Harbour Air, which bills itself as “the world’s largest seaplane airline,” is seeking permission to carry passengers on its MagniX electric-powered de Havilland dhc-2 Beaver. A 10-passenger Cessna Grand has also flown with a MagniX engine.

There are some things electric power cannot achieve, like lifting that 787. But that doesn’t mean big jets can’t go green, or at least greener. Several fuel refiners and airlines are experimenting with Sustainable Aviation Fuels, known as SAFs. These fuels, which burn just like the common “Jet A” fuel, can be made from waste such as used cooking fats. Some companies, like Neste, use hydrogen in refining its SAF fuel.

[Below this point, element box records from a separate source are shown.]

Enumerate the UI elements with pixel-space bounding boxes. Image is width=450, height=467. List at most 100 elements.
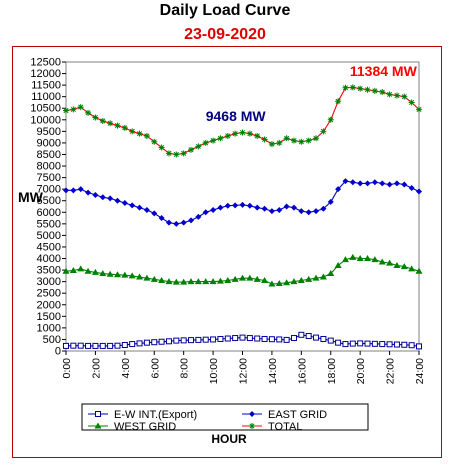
- data-point: [151, 339, 158, 346]
- x-tick-label: 22:00: [385, 358, 397, 384]
- data-point: [180, 337, 187, 344]
- data-point: [401, 181, 408, 188]
- data-point: [63, 107, 69, 114]
- data-point: [349, 253, 357, 260]
- data-point: [239, 129, 246, 136]
- data-point: [136, 273, 144, 280]
- data-point: [165, 150, 172, 157]
- data-point: [77, 342, 84, 349]
- data-point: [121, 341, 128, 348]
- data-point: [349, 179, 356, 186]
- data-point: [195, 336, 202, 343]
- data-point: [283, 203, 290, 210]
- data-point: [143, 339, 150, 346]
- y-tick-label: 9500: [37, 126, 61, 138]
- data-point: [106, 270, 114, 277]
- data-point: [77, 186, 84, 193]
- y-tick-label: 5500: [37, 218, 61, 230]
- data-point: [85, 109, 92, 116]
- series-e-w-int-export: [63, 331, 422, 350]
- legend-entry: EAST GRID: [242, 409, 327, 421]
- y-tick-label: 3500: [37, 265, 61, 277]
- data-point: [202, 139, 209, 146]
- data-point: [173, 337, 180, 344]
- legend-label: WEST GRID: [114, 421, 176, 433]
- data-point: [290, 335, 297, 342]
- legend: E-W INT.(Export) EAST GRID WEST GRID TOTAL: [81, 403, 369, 433]
- data-point: [305, 332, 312, 339]
- data-point: [158, 215, 165, 222]
- data-point: [217, 135, 224, 142]
- data-point: [224, 202, 231, 209]
- data-point: [254, 335, 261, 342]
- x-axis-label: HOUR: [211, 432, 247, 446]
- data-point: [136, 204, 143, 211]
- x-tick-label: 10:00: [208, 358, 220, 384]
- y-tick-label: 8000: [37, 161, 61, 173]
- data-point: [320, 335, 327, 342]
- data-point: [195, 213, 202, 220]
- y-axis-label: MW: [18, 189, 44, 205]
- data-point: [95, 411, 101, 417]
- data-point: [195, 143, 202, 150]
- x-tick-label: 18:00: [326, 358, 338, 384]
- x-tick-label: 12:00: [238, 358, 250, 384]
- legend-label: EAST GRID: [268, 409, 327, 421]
- data-point: [70, 106, 77, 113]
- data-point: [386, 91, 393, 98]
- data-point: [357, 180, 364, 187]
- data-point: [173, 151, 180, 158]
- data-point: [246, 202, 253, 209]
- data-point: [290, 204, 297, 211]
- data-point: [69, 267, 77, 274]
- series-west-grid: [62, 253, 423, 287]
- data-point: [114, 197, 121, 204]
- data-point: [253, 275, 261, 282]
- series-total: [63, 84, 422, 158]
- data-point: [143, 132, 150, 139]
- legend-label: TOTAL: [268, 421, 302, 433]
- data-point: [246, 335, 253, 342]
- data-point: [416, 106, 422, 113]
- data-point: [349, 340, 356, 347]
- data-point: [92, 114, 99, 121]
- data-point: [313, 334, 320, 341]
- data-point: [356, 255, 364, 262]
- data-point: [335, 339, 342, 346]
- data-point: [290, 137, 297, 144]
- data-point: [268, 280, 276, 287]
- data-point: [172, 278, 180, 285]
- data-point: [290, 278, 298, 285]
- data-point: [94, 422, 102, 429]
- data-point: [268, 141, 275, 148]
- data-point: [341, 256, 349, 263]
- data-point: [107, 342, 114, 349]
- data-point: [99, 194, 106, 201]
- data-point: [283, 336, 290, 343]
- y-tick-label: 1000: [37, 322, 61, 334]
- data-point: [254, 132, 261, 139]
- data-point: [393, 92, 400, 99]
- data-point: [393, 180, 400, 187]
- data-point: [239, 201, 246, 208]
- x-tick-label: 4:00: [120, 358, 132, 379]
- data-point: [408, 185, 415, 192]
- y-tick-label: 7000: [37, 184, 61, 196]
- data-point: [113, 271, 121, 278]
- data-point: [261, 136, 268, 143]
- data-point: [77, 265, 85, 272]
- data-point: [232, 335, 239, 342]
- data-point: [114, 122, 121, 129]
- data-point: [379, 180, 386, 187]
- data-point: [246, 130, 253, 137]
- data-point: [378, 258, 386, 265]
- data-point: [151, 138, 158, 145]
- data-point: [202, 336, 209, 343]
- data-point: [70, 187, 77, 194]
- data-point: [173, 220, 180, 227]
- data-point: [239, 334, 246, 341]
- data-point: [217, 204, 224, 211]
- data-point: [99, 270, 107, 277]
- data-point: [261, 276, 269, 283]
- data-point: [151, 210, 158, 217]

Although aviation safety organizations allow commercial aircraft to use fuel containing 50 percent or less SAF, in demonstrations, existing jets have burned 100-percent SAF, “and the engines are very happy with it,” Ms. Simpson of Airbus said.

But SAF may be seen as a stopgap, as larger planes have flown happily burning emissions-free pure hydrogen. In 1957, a Martin B-57B powered part of a flight using hydrogen as fuel. In 1988, a Soviet TU-155 airliner flew on hydrogen fuel alone.

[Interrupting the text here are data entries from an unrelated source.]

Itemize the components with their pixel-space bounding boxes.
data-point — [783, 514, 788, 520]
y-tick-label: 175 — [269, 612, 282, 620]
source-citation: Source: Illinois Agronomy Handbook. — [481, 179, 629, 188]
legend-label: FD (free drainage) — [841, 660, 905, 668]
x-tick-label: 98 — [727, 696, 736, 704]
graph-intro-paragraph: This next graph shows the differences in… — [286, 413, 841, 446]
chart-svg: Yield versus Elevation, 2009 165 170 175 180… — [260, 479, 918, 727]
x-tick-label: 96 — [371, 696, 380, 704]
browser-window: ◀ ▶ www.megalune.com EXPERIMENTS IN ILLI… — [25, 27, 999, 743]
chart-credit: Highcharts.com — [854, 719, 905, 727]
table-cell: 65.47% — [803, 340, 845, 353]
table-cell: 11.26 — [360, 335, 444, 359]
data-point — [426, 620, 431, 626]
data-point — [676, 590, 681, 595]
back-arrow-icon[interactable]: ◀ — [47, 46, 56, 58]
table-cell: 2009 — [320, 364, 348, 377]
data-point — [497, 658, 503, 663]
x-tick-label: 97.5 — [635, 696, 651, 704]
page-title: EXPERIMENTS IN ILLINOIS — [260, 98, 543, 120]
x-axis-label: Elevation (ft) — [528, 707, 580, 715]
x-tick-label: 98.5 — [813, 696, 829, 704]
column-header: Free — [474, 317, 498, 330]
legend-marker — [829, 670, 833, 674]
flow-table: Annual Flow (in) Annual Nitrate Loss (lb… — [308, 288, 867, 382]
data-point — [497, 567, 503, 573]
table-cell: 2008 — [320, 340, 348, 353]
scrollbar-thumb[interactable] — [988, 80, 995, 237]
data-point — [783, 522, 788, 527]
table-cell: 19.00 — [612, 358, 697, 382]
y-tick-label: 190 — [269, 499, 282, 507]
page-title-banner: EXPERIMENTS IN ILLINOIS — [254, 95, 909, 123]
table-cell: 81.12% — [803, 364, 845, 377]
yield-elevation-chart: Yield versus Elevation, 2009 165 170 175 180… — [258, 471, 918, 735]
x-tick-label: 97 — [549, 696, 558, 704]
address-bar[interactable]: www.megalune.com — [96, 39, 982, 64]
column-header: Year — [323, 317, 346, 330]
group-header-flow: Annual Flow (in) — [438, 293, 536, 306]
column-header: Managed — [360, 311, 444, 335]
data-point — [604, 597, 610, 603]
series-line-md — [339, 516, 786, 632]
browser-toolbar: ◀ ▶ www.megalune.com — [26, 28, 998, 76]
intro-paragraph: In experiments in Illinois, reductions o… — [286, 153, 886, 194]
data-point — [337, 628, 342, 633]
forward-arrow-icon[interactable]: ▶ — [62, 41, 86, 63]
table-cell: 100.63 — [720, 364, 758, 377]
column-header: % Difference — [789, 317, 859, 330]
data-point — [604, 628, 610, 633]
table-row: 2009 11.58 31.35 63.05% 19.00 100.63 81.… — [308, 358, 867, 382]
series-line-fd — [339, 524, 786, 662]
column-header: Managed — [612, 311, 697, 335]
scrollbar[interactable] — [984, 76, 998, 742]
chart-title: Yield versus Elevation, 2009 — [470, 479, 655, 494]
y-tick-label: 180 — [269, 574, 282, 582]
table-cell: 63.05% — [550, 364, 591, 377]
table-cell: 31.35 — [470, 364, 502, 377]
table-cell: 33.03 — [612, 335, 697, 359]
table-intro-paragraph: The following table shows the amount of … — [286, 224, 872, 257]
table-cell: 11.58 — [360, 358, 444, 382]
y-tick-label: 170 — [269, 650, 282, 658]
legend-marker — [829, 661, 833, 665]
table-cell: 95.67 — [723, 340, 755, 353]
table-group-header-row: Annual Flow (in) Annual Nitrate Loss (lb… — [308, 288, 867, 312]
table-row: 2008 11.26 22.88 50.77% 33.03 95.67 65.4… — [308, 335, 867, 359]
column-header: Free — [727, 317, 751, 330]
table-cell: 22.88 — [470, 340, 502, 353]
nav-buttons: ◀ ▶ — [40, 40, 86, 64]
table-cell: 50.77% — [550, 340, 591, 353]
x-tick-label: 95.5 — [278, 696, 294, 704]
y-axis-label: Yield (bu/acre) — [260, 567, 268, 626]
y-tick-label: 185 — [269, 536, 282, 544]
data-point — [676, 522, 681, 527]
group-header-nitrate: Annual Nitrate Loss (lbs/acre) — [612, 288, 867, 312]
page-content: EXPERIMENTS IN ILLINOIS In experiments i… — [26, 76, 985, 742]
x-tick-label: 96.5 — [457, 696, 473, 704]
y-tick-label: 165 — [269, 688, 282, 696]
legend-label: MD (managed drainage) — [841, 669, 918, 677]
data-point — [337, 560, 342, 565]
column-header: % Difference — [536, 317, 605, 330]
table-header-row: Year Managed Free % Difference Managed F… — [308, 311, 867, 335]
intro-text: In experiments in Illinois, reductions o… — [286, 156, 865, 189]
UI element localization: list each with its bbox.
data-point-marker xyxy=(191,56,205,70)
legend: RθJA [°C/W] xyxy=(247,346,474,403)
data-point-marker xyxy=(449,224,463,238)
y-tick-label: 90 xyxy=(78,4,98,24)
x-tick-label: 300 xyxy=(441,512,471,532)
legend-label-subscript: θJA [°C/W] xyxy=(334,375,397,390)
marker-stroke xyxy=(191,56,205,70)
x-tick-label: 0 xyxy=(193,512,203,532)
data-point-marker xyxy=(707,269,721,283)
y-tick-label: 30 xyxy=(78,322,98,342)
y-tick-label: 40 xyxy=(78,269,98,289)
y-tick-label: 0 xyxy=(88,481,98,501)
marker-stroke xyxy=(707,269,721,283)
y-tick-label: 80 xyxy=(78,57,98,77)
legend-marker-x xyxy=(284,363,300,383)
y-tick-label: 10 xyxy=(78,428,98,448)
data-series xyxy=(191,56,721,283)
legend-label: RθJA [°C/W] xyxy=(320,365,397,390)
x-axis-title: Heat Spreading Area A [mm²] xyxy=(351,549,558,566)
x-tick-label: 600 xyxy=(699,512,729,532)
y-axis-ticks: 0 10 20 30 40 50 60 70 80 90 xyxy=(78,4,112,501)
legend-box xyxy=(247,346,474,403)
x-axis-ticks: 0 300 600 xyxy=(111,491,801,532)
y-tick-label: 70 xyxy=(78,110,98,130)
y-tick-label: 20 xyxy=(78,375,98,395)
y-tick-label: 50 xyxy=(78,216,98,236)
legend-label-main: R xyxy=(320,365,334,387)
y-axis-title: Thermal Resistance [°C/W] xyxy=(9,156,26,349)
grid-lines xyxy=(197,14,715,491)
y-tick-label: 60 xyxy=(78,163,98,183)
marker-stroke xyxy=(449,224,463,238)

For Senator Spark Matsunaga, a Democrat of Hawaii who died in 1990, it was a missed opportunity — as significant as Soviet’s Sputnik satellite beating the United States into space. “Once again we’ve missed the boat,” he said, “and we can only hope that the next administration will be more interested in hydrogen than this one has been.”

Any mention of hydrogen aircraft means addressing the zeppelin in the room. Although hydrogen has been used in ballooning since 1783, its aeronautical future dimmed on May 6, 1937, when the zeppelin Hindenburg very publicly burned in Lakehurst, N.J. killing 36. It is still debated if the flames, immortalized on radio and in newsreels (and a Led Zeppelin album cover), were caused mostly by hydrogen or the incendiary paint used on the airship’s fabric skin. Regardless, the damage to hydrogen’s reputation lingers today.

More recently, ZeroAvia experienced a bad news/good news scenario when its hydrogen-fuel-cell-powered Piper Malibu Mirage M350 crash landed last April. The good news was that no one was hurt, despite the plane losing a wing. Better still, with no fuel to leak and no hot engine to ignite it, there was no Hindenburg-like conflagration.

“The hydrogen system itself all held up perfectly,” Mr. Miftakhov said. “The emergency crew said if it were a fossil-fuel plane it would have been a major fire.”

But the big argument against hydrogen has not been safety but cost. Although “green” hydrogen can be produced with water and renewable energy, most produced now is so-called “gray hydrogen” made using fossil fuels, which is not much cleaner than burning those fuels themselves.

Hydrogen proponents say that technological improvements and larger scale facilities could bring the cost down to $1 per kilogram, the point at which it is competitive with fossil fuel. Part of the Biden administration’s “Earthshots” initiative is a proposed $400 million investment in 2022 toward reaching the $1 per kilogram mark within 10 years.

Hydrogen boosters like Mr. Ganzarski argue that while green hydrogen may initially be costly to make, the cost of not pursuing hydrogen aircraft may be greater. It is with some understatement that he said, “Emissions are not good for our health.”